Pakistan has become the latest cricketing nation to formalise a support policy for parents.
Players from the country's women's team can transfer to a non-playing role until the start of their maternity leave.
They can also take up to 12 months of paid maternity leave and will be guaranteed a contract extension for the following year.
Male players will be entitled to up to 30 days of paid leave.
The Pakistan Cricket Board (PCB) will also help support childcare for a women player if they are required to travel for cricketing activities.
The first player to take advantage of the policy could be captain Bismah Maroof who announced earlier this year that she was taking an indefinite break from the game "as motherhood beckons".
"The PCB has a duty of care towards its cricketers and at every turn it has taken measures to support them," said chief executive Wasim Khan.
"It is appropriate that we have a player-friendly parental support policy so that our professional cricketers can feel fully supported during an important stage in their lives, without worrying about their careers.

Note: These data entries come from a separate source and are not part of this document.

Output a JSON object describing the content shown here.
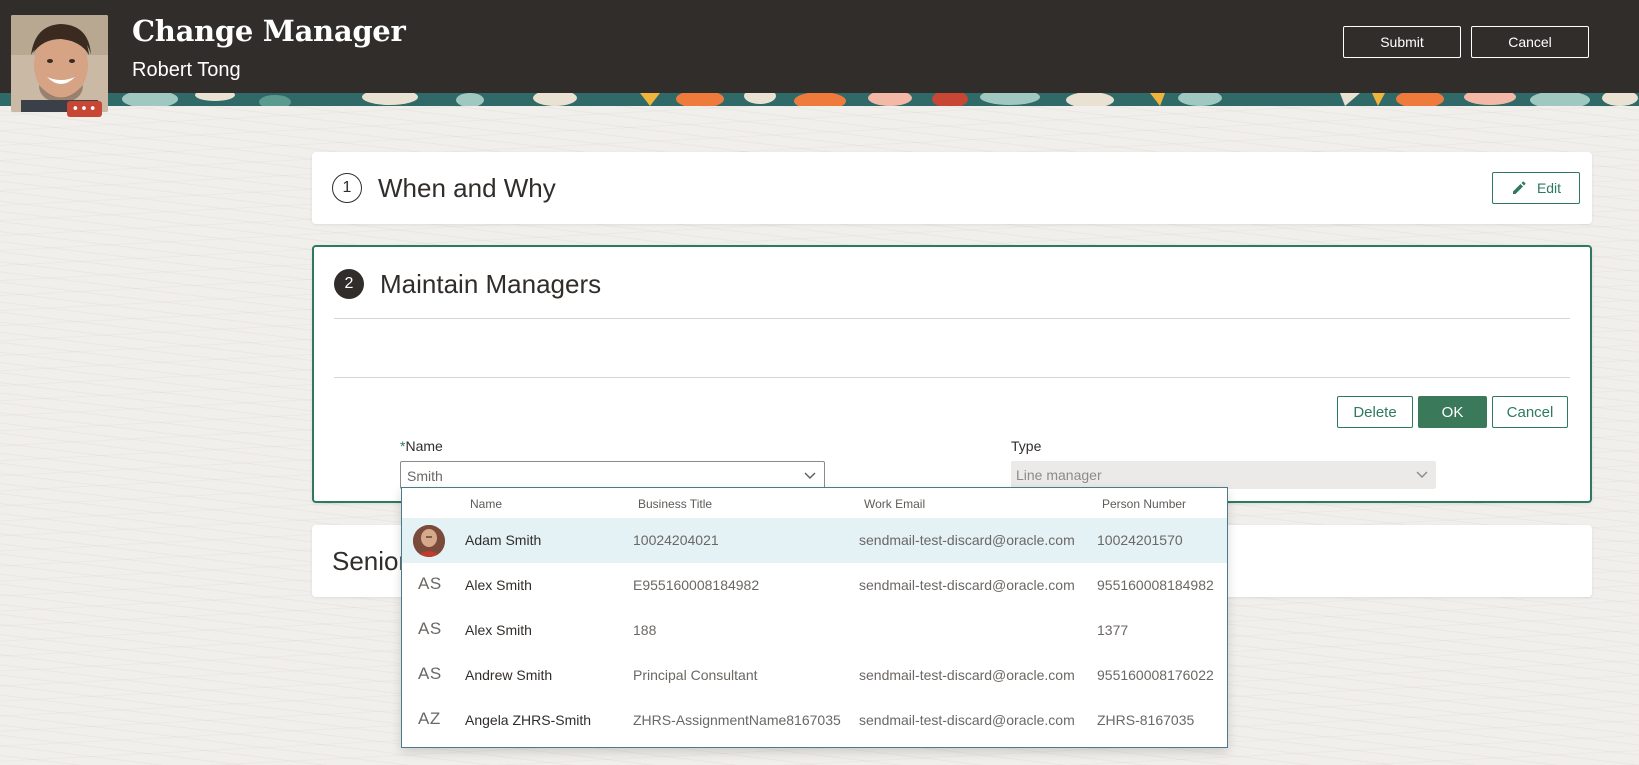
{
  "header": {
    "title": "Change Manager",
    "subtitle": "Robert Tong",
    "submit_label": "Submit",
    "cancel_label": "Cancel",
    "avatar_more": "•••"
  },
  "sections": {
    "when_why": {
      "number": "1",
      "title": "When and Why",
      "edit_label": "Edit"
    },
    "maintain": {
      "number": "2",
      "title": "Maintain Managers",
      "delete_label": "Delete",
      "ok_label": "OK",
      "cancel_label": "Cancel",
      "name_label": "Name",
      "required_mark": "*",
      "name_value": "Smith",
      "type_label": "Type",
      "type_value": "Line manager"
    },
    "third": {
      "title": "Senior"
    }
  },
  "dropdown": {
    "columns": {
      "name": "Name",
      "title": "Business Title",
      "email": "Work Email",
      "number": "Person Number"
    },
    "rows": [
      {
        "initials": "",
        "name": "Adam Smith",
        "title": "10024204021",
        "email": "sendmail-test-discard@oracle.com",
        "number": "10024201570"
      },
      {
        "initials": "AS",
        "name": "Alex Smith",
        "title": "E955160008184982",
        "email": "sendmail-test-discard@oracle.com",
        "number": "955160008184982"
      },
      {
        "initials": "AS",
        "name": "Alex Smith",
        "title": "188",
        "email": "",
        "number": "1377"
      },
      {
        "initials": "AS",
        "name": "Andrew Smith",
        "title": "Principal Consultant",
        "email": "sendmail-test-discard@oracle.com",
        "number": "955160008176022"
      },
      {
        "initials": "AZ",
        "name": "Angela ZHRS-Smith",
        "title": "ZHRS-AssignmentName8167035",
        "email": "sendmail-test-discard@oracle.com",
        "number": "ZHRS-8167035"
      }
    ]
  },
  "colors": {
    "header_bg": "#312d2a",
    "accent_green": "#2d7a61",
    "ok_green": "#3a7a5b",
    "highlight_row": "#e4f1f5"
  }
}
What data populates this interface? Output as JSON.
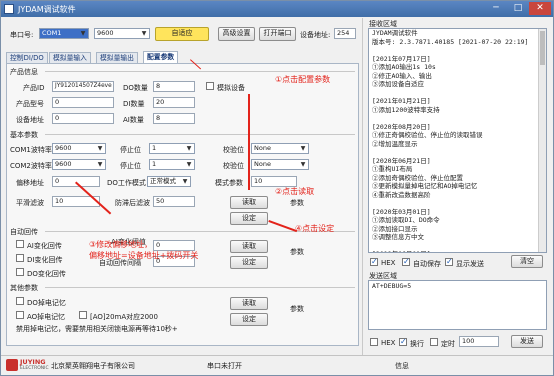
{
  "window": {
    "title": "JYDAM调试软件",
    "minimize": "─",
    "maximize": "□",
    "close": "✕"
  },
  "toolbar": {
    "port_label": "串口号:",
    "port_value": "COM1",
    "baud_value": "9600",
    "auto_button": "自适应",
    "advanced_button": "高级设置",
    "open_button": "打开端口",
    "device_addr_label": "设备地址:",
    "device_addr_value": "254"
  },
  "tabs": [
    {
      "label": "控制DI/DO"
    },
    {
      "label": "模拟量输入"
    },
    {
      "label": "模拟量输出"
    },
    {
      "label": "配置参数"
    }
  ],
  "product": {
    "section_title": "产品信息",
    "id_label": "产品ID",
    "id_value": "JY912014507Z4eve",
    "do_count_label": "DO数量",
    "do_count_value": "8",
    "analog_device_label": "模拟设备",
    "model_label": "产品型号",
    "model_value": "0",
    "di_count_label": "DI数量",
    "di_count_value": "20",
    "addr_label": "设备地址",
    "addr_value": "0",
    "ai_count_label": "AI数量",
    "ai_count_value": "8"
  },
  "basic": {
    "section_title": "基本参数",
    "com1_label": "COM1波特率",
    "com1_value": "9600",
    "com2_label": "COM2波特率",
    "com2_value": "9600",
    "stop1_label": "停止位",
    "stop1_value": "1",
    "stop2_label": "停止位",
    "stop2_value": "1",
    "parity1_label": "校验位",
    "parity1_value": "None",
    "parity2_label": "校验位",
    "parity2_value": "None",
    "offset_label": "偏移地址",
    "offset_value": "0",
    "do_mode_label": "DO工作模式",
    "do_mode_value": "正常模式",
    "mode_param_label": "模式参数",
    "mode_param_value": "10",
    "filter_label": "平滑滤波",
    "filter_value": "10",
    "jitter_label": "防滞后滤波",
    "jitter_value": "50",
    "read_button": "读取",
    "set_button": "设定",
    "param_label": "参数"
  },
  "auto_report": {
    "section_title": "自动回传",
    "ai_label": "AI变化回传",
    "di_label": "DI变化回传",
    "do_label": "DO变化回传",
    "ai_threshold_label": "AI变化阈值",
    "ai_threshold_value": "0",
    "auto_interval_label": "自动回传间隔",
    "auto_interval_value": "0",
    "read_button": "读取",
    "set_button": "设定",
    "param_label": "参数"
  },
  "other": {
    "section_title": "其他参数",
    "do_power_label": "DO掉电记忆",
    "ao_power_label": "AO掉电记忆",
    "ao_range_label": "[AO]20mA对应2000",
    "note": "禁用掉电记忆，需要禁用相关闭锁电源再等待10秒+",
    "read_button": "读取",
    "set_button": "设定",
    "param_label": "参数"
  },
  "annotations": {
    "a1": "①点击配置参数",
    "a2": "②点击读取",
    "a3_line1": "③修改偏移地址，",
    "a3_line2": "偏移地址=设备地址+拨码开关",
    "a4": "④点击设定"
  },
  "receive": {
    "title": "接收区域",
    "lines": [
      "JYDAM调试软件",
      "版本号: 2.3.7871.40185 [2021-07-20 22:19]",
      "",
      "[2021年07月17日]",
      "①添加AO输出1s 10s",
      "②修正AO输入、输出",
      "③添加设备自适应",
      "",
      "[2021年01月21日]",
      "①添加1200波特率支持",
      "",
      "[2020年08月20日]",
      "①修正奇偶校验位、停止位的读取错误",
      "②增加温度显示",
      "",
      "[2020年06月21日]",
      "①重构UI布局",
      "②添加奇偶校验位、停止位配置",
      "③更新模拟量掉电记忆和AO掉电记忆",
      "④重新改造数据高阶",
      "",
      "[2020年03月01日]",
      "①添加读取DI、DO命令",
      "②添加接口显示",
      "③调整信息方中文",
      "",
      "[2019年06月01日]",
      "①更新曲线显示"
    ],
    "hex_label": "HEX",
    "auto_save_label": "自动保存",
    "show_send_label": "显示发送",
    "clear_button": "清空"
  },
  "send": {
    "title": "发送区域",
    "content": "AT+DEBUG=5",
    "hex_label": "HEX",
    "newline_label": "换行",
    "timer_label": "定时",
    "timer_value": "100",
    "send_button": "发送"
  },
  "status": {
    "company": "北京聚英翱翔电子有限公司",
    "logo_main": "JUYING",
    "logo_sub": "ELECTRONIC",
    "port_status": "串口未打开",
    "info": "信息"
  },
  "colors": {
    "annotation": "#e3231b",
    "title_bar": "#4a78b5",
    "active_button": "#ffe45c"
  }
}
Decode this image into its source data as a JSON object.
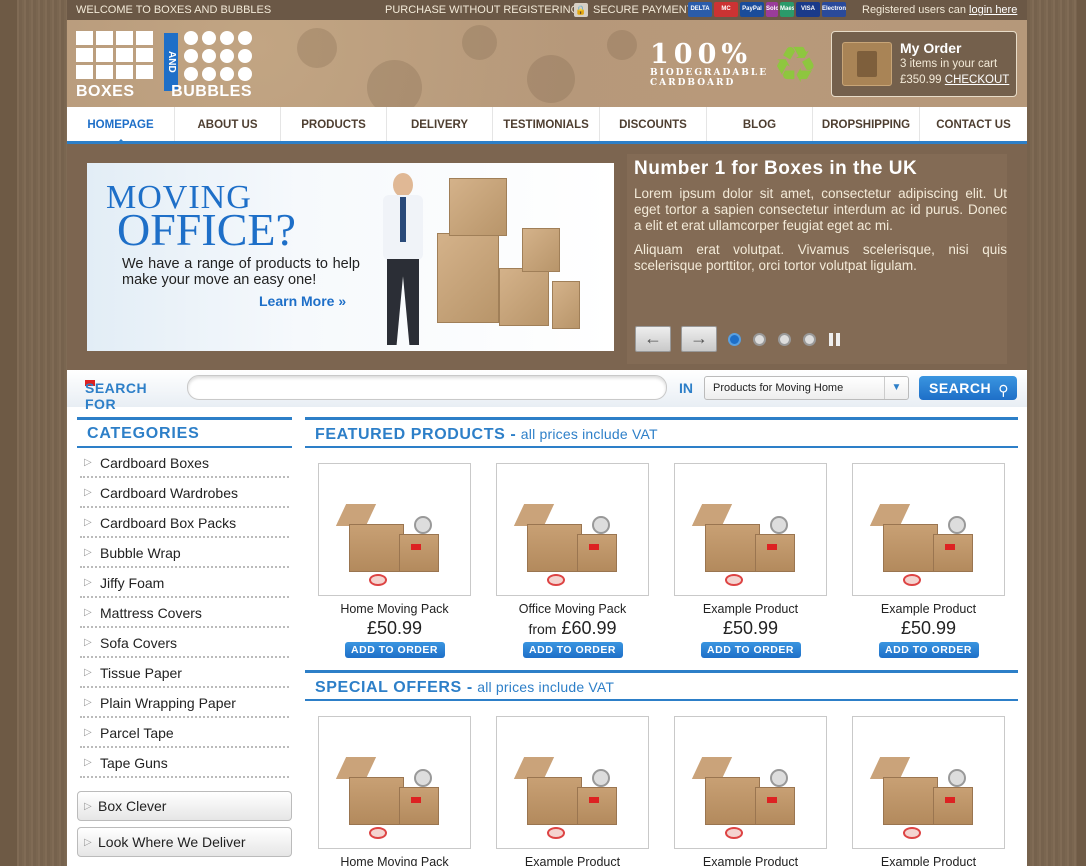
{
  "topbar": {
    "welcome": "WELCOME TO BOXES AND BUBBLES",
    "purchase": "PURCHASE WITHOUT REGISTERING!",
    "secure": "SECURE PAYMENT",
    "cards": [
      "DELTA",
      "MC",
      "PayPal",
      "Solo",
      "Maestro",
      "VISA",
      "Electron"
    ],
    "registered": "Registered users can",
    "login": "login here"
  },
  "logo": {
    "left_word": "BOXES",
    "mid_word": "AND",
    "right_word": "BUBBLES"
  },
  "bio": {
    "pct": "100%",
    "line1": "BIODEGRADABLE",
    "line2": "CARDBOARD"
  },
  "order": {
    "title": "My Order",
    "items": "3 items in your cart",
    "total": "£350.99",
    "checkout": "CHECKOUT"
  },
  "nav": [
    "HOMEPAGE",
    "ABOUT US",
    "PRODUCTS",
    "DELIVERY",
    "TESTIMONIALS",
    "DISCOUNTS",
    "BLOG",
    "DROPSHIPPING",
    "CONTACT US"
  ],
  "promo": {
    "moving": "MOVING",
    "office": "OFFICE?",
    "desc": "We have a range of products to help make your move an easy one!",
    "learn": "Learn More »"
  },
  "slide": {
    "title": "Number 1 for Boxes in the UK",
    "p1": "Lorem ipsum dolor sit amet, consectetur adipiscing elit. Ut eget tortor a sapien consectetur interdum ac id purus. Donec a elit et erat ullamcorper feugiat eget ac mi.",
    "p2": "Aliquam erat volutpat. Vivamus scelerisque, nisi quis scelerisque porttitor, orci tortor volutpat ligulam."
  },
  "search": {
    "label": "SEARCH FOR",
    "placeholder": "",
    "in": "IN",
    "selected": "Products for Moving Home",
    "button": "SEARCH"
  },
  "categories": {
    "title": "CATEGORIES",
    "items": [
      "Cardboard Boxes",
      "Cardboard Wardrobes",
      "Cardboard Box Packs",
      "Bubble Wrap",
      "Jiffy Foam",
      "Mattress Covers",
      "Sofa Covers",
      "Tissue Paper",
      "Plain Wrapping Paper",
      "Parcel Tape",
      "Tape Guns"
    ],
    "box_clever": "Box Clever",
    "deliver": "Look Where We Deliver"
  },
  "featured": {
    "title": "FEATURED PRODUCTS -",
    "sub": "all prices include VAT",
    "products": [
      {
        "name": "Home Moving Pack",
        "from": "",
        "price": "£50.99",
        "button": "ADD TO ORDER"
      },
      {
        "name": "Office Moving Pack",
        "from": "from",
        "price": "£60.99",
        "button": "ADD TO ORDER"
      },
      {
        "name": "Example Product",
        "from": "",
        "price": "£50.99",
        "button": "ADD TO ORDER"
      },
      {
        "name": "Example Product",
        "from": "",
        "price": "£50.99",
        "button": "ADD TO ORDER"
      }
    ]
  },
  "special": {
    "title": "SPECIAL OFFERS -",
    "sub": "all prices include VAT",
    "products": [
      {
        "name": "Home Moving Pack"
      },
      {
        "name": "Example Product"
      },
      {
        "name": "Example Product"
      },
      {
        "name": "Example Product"
      }
    ]
  },
  "colors": {
    "accent": "#2d7fc8",
    "brown": "#6b5846"
  }
}
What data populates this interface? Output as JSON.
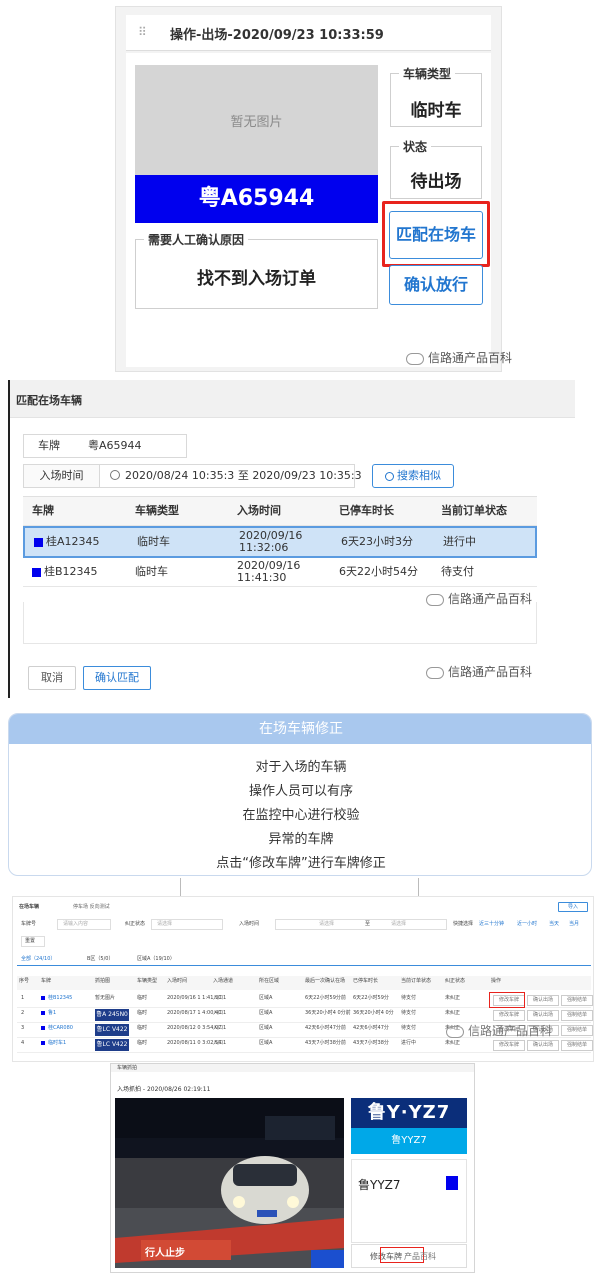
{
  "operation": {
    "title": "操作-出场-2020/09/23 10:33:59",
    "no_photo": "暂无图片",
    "plate": "粤A65944",
    "reason_label": "需要人工确认原因",
    "reason_value": "找不到入场订单",
    "vehicle_type_label": "车辆类型",
    "vehicle_type_value": "临时车",
    "status_label": "状态",
    "status_value": "待出场",
    "match_button": "匹配在场车",
    "confirm_release_button": "确认放行",
    "watermark": "信路通产品百科"
  },
  "match_dialog": {
    "title": "匹配在场车辆",
    "plate_label": "车牌",
    "plate_value": "粤A65944",
    "time_label": "入场时间",
    "time_start": "2020/08/24 10:35:3",
    "time_sep": "至",
    "time_end": "2020/09/23 10:35:3",
    "search_button": "搜索相似",
    "columns": [
      "车牌",
      "车辆类型",
      "入场时间",
      "已停车时长",
      "当前订单状态"
    ],
    "rows": [
      {
        "plate": "桂A12345",
        "type": "临时车",
        "time": "2020/09/16 11:32:06",
        "duration": "6天23小时3分",
        "status": "进行中",
        "selected": true
      },
      {
        "plate": "桂B12345",
        "type": "临时车",
        "time": "2020/09/16 11:41:30",
        "duration": "6天22小时54分",
        "status": "待支付",
        "selected": false
      }
    ],
    "cancel_button": "取消",
    "confirm_button": "确认匹配",
    "watermark": "信路通产品百科"
  },
  "info": {
    "title": "在场车辆修正",
    "lines": [
      "对于入场的车辆",
      "操作人员可以有序",
      "在监控中心进行校验",
      "异常的车牌",
      "点击“修改车牌”进行车牌修正"
    ]
  },
  "lot": {
    "title": "在场车辆",
    "location": "停车场  反向测试",
    "export": "导入",
    "plate_filter": "车牌号",
    "plate_placeholder": "请输入内容",
    "correct_status": "纠正状态",
    "select_placeholder": "请选择",
    "time_filter": "入场时间",
    "to": "至",
    "quick_select": "快捷选择",
    "quick_options": [
      "近三十分钟",
      "近一小时",
      "当天",
      "当月"
    ],
    "reset": "重置",
    "tabs": [
      "全部（24/10）",
      "B区（5/0）",
      "区域A（19/10）"
    ],
    "columns": [
      "序号",
      "车牌",
      "抓拍图",
      "车辆类型",
      "入场时间",
      "入场通道",
      "所在区域",
      "最后一次确认在场",
      "已停车时长",
      "当前订单状态",
      "纠正状态",
      "操作"
    ],
    "rows": [
      {
        "no": "1",
        "plate": "桂B12345",
        "img": "暂无图片",
        "type": "临时",
        "time": "2020/09/16 1 1:41:30",
        "gate": "入口1",
        "area": "区域A",
        "last": "6天22小时59分前",
        "duration": "6天22小时59分",
        "order": "待支付",
        "correct": "未纠正"
      },
      {
        "no": "2",
        "plate": "鲁1",
        "img": "鲁A 245N0",
        "type": "临时",
        "time": "2020/08/17 1 4:00:40",
        "gate": "入口1",
        "area": "区域A",
        "last": "36天20小时4 0分前",
        "duration": "36天20小时4 0分",
        "order": "待支付",
        "correct": "未纠正"
      },
      {
        "no": "3",
        "plate": "桂CAR080",
        "img": "鲁LC V422",
        "type": "临时",
        "time": "2020/08/12 0 3:54:07",
        "gate": "入口1",
        "area": "区域A",
        "last": "42天6小时47分前",
        "duration": "42天6小时47分",
        "order": "待支付",
        "correct": "未纠正"
      },
      {
        "no": "4",
        "plate": "临时车1",
        "img": "鲁LC V422",
        "type": "临时",
        "time": "2020/08/11 0 3:02:54",
        "gate": "入口1",
        "area": "区域A",
        "last": "43天7小时38分前",
        "duration": "43天7小时38分",
        "order": "进行中",
        "correct": "未纠正"
      }
    ],
    "actions": [
      "修改车牌",
      "确认出场",
      "强制结单"
    ],
    "watermark": "信路通产品百科"
  },
  "capture": {
    "top_title": "车辆抓拍",
    "title": "入场抓拍 - 2020/08/26 02:19:11",
    "plate_image_text": "鲁Y·YZ7",
    "plate_blue_text": "鲁YYZ7",
    "plate_text": "鲁YYZ7",
    "sign_text": "行人止步",
    "button_label": "修改车牌",
    "watermark": "产品百科"
  }
}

"I am hopeful that it will attract more women and girls to take up the sport as this will help them strike the crucial work-life balance."
New Zealand and Australia have already put formal policies in place to support their cricketers.
In 2019, Amy Satterthwaite was the first player to benefit from New Zealand Cricket's pregnancy leave policy and retained her contract for the following season on full pay.
Cricket Australia also introduced a parental policy in 2019 after three years of consultation with the players' union, the Australian Cricketers' Association.
However, earlier this year, there was criticism levelled at India captain Virat Kohli after he took parental leave midway through the series against Australia to be with his wife, Bollywood actress Anushka Sharma, for the birth of their first child.